La télé-réunion du G20 était un sommet extraordinaire, décidé dans l’urgence ces derniers jours, pour permettre aux participants de se concerter sur les mesures à prendre pour faire face aux conséquences de l’épidémie. Les mesures concrètes annoncées ne sont évidemment pas négligeables, notamment celle d’injecter 5.000 Mds $ dans l’économie mondiale et l’appel lancé au FMI et à la Banque Mondiale pour qu’ils soutiennent les efforts des PVD. Mais, dans l’ensemble, elles ont surtout consisté à bénir les décisions déjà prises nationalement par les Vingt ou internationalement par les organisations en question.

En fait, le plus important est l’atmosphère qui a présidé à cette rencontre virtuelle. Elle a montré une unité, une solidarité, un esprit de responsabilité qu’on n’osait plus espérer après les échanges d’amabilités de ces dernières semaines (ou mois…) entre Washington et Pékin, sans parler de la tension pétrolière entre l’Arabie Saoudite, la Russie et les Etats-Unis.
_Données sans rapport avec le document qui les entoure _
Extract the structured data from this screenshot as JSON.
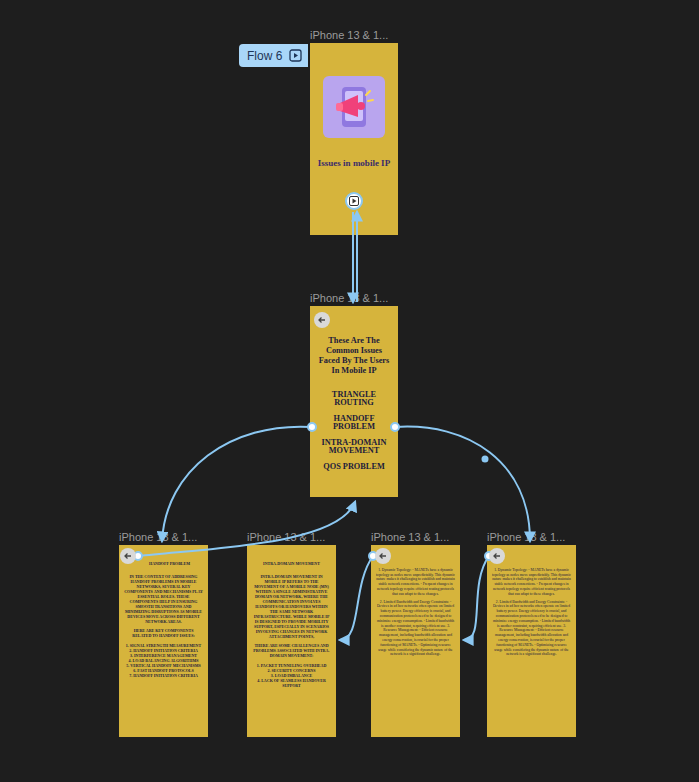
{
  "flow": {
    "label": "Flow 6"
  },
  "frames": [
    {
      "kind": "cover",
      "label": "iPhone 13 & 1...",
      "title": "Issues in mobile IP"
    },
    {
      "kind": "menu",
      "label": "iPhone 13 & 1...",
      "title": "These Are The Common Issues Faced By The Users In Mobile IP",
      "items": [
        "TRIANGLE ROUTING",
        "HANDOFF PROBLEM",
        "INTRA-DOMAIN MOVEMENT",
        "QOS PROBLEM"
      ]
    },
    {
      "kind": "article",
      "label": "iPhone 13 & 1...",
      "heading": "HANDOFF PROBLEM",
      "paragraphs": [
        "IN THE CONTEXT OF ADDRESSING HANDOFF PROBLEMS IN MOBILE NETWORKS, SEVERAL KEY COMPONENTS AND MECHANISMS PLAY ESSENTIAL ROLES. THESE COMPONENTS HELP IN ENSURING SMOOTH TRANSITIONS AND MINIMIZING DISRUPTIONS AS MOBILE DEVICES MOVE ACROSS DIFFERENT NETWORK AREAS.",
        "HERE ARE KEY COMPONENTS RELATED TO HANDOFF ISSUES:"
      ],
      "list": [
        "1. SIGNAL STRENGTH MEASUREMENT",
        "2. HANDOFF INITIATION CRITERIA",
        "3. INTERFERENCE MANAGEMENT",
        "4. LOAD BALANCING ALGORITHMS",
        "5. VERTICAL HANDOFF MECHANISMS",
        "6. FAST HANDOFF PROTOCOLS",
        "7. HANDOFF INITIATION CRITERIA"
      ]
    },
    {
      "kind": "article",
      "label": "iPhone 13 & 1...",
      "heading": "INTRA-DOMAIN MOVEMENT",
      "paragraphs": [
        "INTRA-DOMAIN MOVEMENT IN MOBILE IP REFERS TO THE MOVEMENT OF A MOBILE NODE (MN) WITHIN A SINGLE ADMINISTRATIVE DOMAIN OR NETWORK, WHERE THE COMMUNICATION INVOLVES HANDOFFS OR HANDOVERS WITHIN THE SAME NETWORK INFRASTRUCTURE. WHILE MOBILE IP IS DESIGNED TO PROVIDE MOBILITY SUPPORT, ESPECIALLY IN SCENARIOS INVOLVING CHANGES IN NETWORK ATTACHMENT POINTS,",
        "THERE ARE SOME CHALLENGES AND PROBLEMS ASSOCIATED WITH INTRA-DOMAIN MOVEMENT:"
      ],
      "list": [
        "1. PACKET TUNNELING OVERHEAD",
        "2. SECURITY CONCERNS",
        "3. LOAD IMBALANCE",
        "4. LACK OF SEAMLESS HANDOVER SUPPORT"
      ]
    },
    {
      "kind": "notes",
      "label": "iPhone 13 & 1...",
      "paragraphs": [
        "1. Dynamic Topology: - MANETs have a dynamic topology as nodes move unpredictably. This dynamic nature makes it challenging to establish and maintain stable network connections. - Frequent changes in network topology require efficient routing protocols that can adapt to these changes.",
        "2. Limited Bandwidth and Energy Constraints: - Devices in ad hoc networks often operate on limited battery power. Energy efficiency is crucial, and communication protocols need to be designed to minimize energy consumption. - Limited bandwidth is another constraint, requiring efficient use. 3. Resource Management: - Efficient resource management, including bandwidth allocation and energy conservation, is crucial for the proper functioning of MANETs. - Optimizing resource usage while considering the dynamic nature of the network is a significant challenge."
      ]
    },
    {
      "kind": "notes",
      "label": "iPhone 13 & 1...",
      "paragraphs": [
        "1. Dynamic Topology: - MANETs have a dynamic topology as nodes move unpredictably. This dynamic nature makes it challenging to establish and maintain stable network connections. - Frequent changes in network topology require efficient routing protocols that can adapt to these changes.",
        "2. Limited Bandwidth and Energy Constraints: - Devices in ad hoc networks often operate on limited battery power. Energy efficiency is crucial, and communication protocols need to be designed to minimize energy consumption. - Limited bandwidth is another constraint, requiring efficient use. 3. Resource Management: - Efficient resource management, including bandwidth allocation and energy conservation, is crucial for the proper functioning of MANETs. - Optimizing resource usage while considering the dynamic nature of the network is a significant challenge."
      ]
    }
  ]
}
Dans les conclusions de la réunion, on peut remarquer un coup de chapeau au multilatéralisme sous forme d’un engagement à coopérer avec l’OMS et autres institutions internationales ; on peut relever aussi le langage conciliant qui concerne le commerce international, en particulier l’engagement à ne pas perturber davantage les flux internationaux de marchandises, notamment médicales ; on peut se rassurer aussi en apprenant que les participants se sont promis de se tenir informés de leurs efforts respectifs dans la lutte contre la pandémie.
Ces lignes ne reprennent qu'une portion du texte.